WASHINGTON – The number of physicians choosing to specialize in geriatrics will not be anywhere near enough to meet the needs of the elderly patients of the future, Dr. Christine Cassel said at a meeting sponsored by the American Thyroid Association and Johns Hopkins University.
In 1987, the American Board of Internal Medicine (ABIM) and the American Board of Family Medicine created a certificate of added qualification (CAQ) in geriatric medicine. To date, 7,422 such CAQs have been issued, including 263 in 2006, said Dr. Cassel, ABIM president. “That rate is not nearly enough to keep up with the predictions” of the number of geriatric specialists needed, she said.
Geriatrics is challenging because “it's not about mastering one area in great depth, but being comfortable enough dealing with a wide range of specialties … that you will be referring to,” she noted. The physician must also understand the difference between disease and aging, and know how to evaluate physiologic age.
In addition, “no geriatrician thinks you can be a solo practitioner in an office by yourself.” Instead, geriatric medicine specialists need to know how to integrate advanced practice professionals, social workers, pharmacists, and others into the practice team, Dr. Cassel said.

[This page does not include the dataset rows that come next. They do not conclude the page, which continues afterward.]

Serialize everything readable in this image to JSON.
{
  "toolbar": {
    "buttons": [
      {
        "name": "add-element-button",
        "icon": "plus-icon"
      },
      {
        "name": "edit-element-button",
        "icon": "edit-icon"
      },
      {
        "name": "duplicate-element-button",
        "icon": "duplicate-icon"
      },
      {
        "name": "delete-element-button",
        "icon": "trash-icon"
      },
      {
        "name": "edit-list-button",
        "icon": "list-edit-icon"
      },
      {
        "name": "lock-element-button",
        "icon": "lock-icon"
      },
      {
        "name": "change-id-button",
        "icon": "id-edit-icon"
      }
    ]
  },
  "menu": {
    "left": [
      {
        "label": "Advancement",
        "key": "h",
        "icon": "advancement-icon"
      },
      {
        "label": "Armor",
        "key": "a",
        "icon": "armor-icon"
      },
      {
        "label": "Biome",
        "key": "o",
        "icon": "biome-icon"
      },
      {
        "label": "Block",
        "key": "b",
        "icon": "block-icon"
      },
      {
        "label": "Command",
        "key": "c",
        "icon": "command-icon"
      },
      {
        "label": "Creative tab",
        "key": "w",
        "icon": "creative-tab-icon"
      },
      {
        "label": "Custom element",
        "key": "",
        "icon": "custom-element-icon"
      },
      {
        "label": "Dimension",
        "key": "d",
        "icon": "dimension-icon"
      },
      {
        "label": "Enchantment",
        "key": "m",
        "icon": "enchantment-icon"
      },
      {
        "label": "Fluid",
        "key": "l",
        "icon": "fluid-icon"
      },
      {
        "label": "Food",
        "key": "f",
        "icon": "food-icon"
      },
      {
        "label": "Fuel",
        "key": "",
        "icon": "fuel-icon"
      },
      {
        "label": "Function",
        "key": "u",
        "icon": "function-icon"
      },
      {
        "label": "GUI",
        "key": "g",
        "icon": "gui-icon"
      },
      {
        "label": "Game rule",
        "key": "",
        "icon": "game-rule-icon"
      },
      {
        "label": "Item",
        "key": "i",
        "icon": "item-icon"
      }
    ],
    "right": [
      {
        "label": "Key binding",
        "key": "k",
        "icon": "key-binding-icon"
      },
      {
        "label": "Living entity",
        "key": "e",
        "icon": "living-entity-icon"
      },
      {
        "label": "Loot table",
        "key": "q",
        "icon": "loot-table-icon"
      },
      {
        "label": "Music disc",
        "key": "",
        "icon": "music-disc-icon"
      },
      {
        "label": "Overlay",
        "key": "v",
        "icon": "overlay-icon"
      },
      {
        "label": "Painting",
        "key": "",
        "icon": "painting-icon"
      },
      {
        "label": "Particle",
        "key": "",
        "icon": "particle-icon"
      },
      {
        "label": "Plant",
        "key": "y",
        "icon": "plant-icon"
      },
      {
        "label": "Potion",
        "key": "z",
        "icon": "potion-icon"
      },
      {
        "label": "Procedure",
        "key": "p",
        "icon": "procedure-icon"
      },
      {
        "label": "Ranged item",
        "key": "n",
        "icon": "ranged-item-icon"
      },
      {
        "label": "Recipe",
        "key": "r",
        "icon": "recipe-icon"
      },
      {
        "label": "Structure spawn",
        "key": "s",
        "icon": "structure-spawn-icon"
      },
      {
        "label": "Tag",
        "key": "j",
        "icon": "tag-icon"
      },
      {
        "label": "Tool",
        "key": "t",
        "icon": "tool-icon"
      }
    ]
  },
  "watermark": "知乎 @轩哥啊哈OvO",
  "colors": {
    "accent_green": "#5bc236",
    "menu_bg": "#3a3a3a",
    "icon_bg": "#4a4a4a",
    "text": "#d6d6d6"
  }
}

Dr. Cassel noted that Japan, Germany, and Sweden–countries where life expectancy for males and females is higher than in the United States–not only provide universal health insurance for the entire population, but also universal, government-funded long-term care insurance. “Somehow they managed to do this and still spend less money than we do,” she said. “This idea that the United States provides the best quality of care is getting less and less defensible.”
The lesson to be learned from these other countries is that “there has to be a way to figure out how to provide comprehensive, affordable, good care with an aging population,” she said.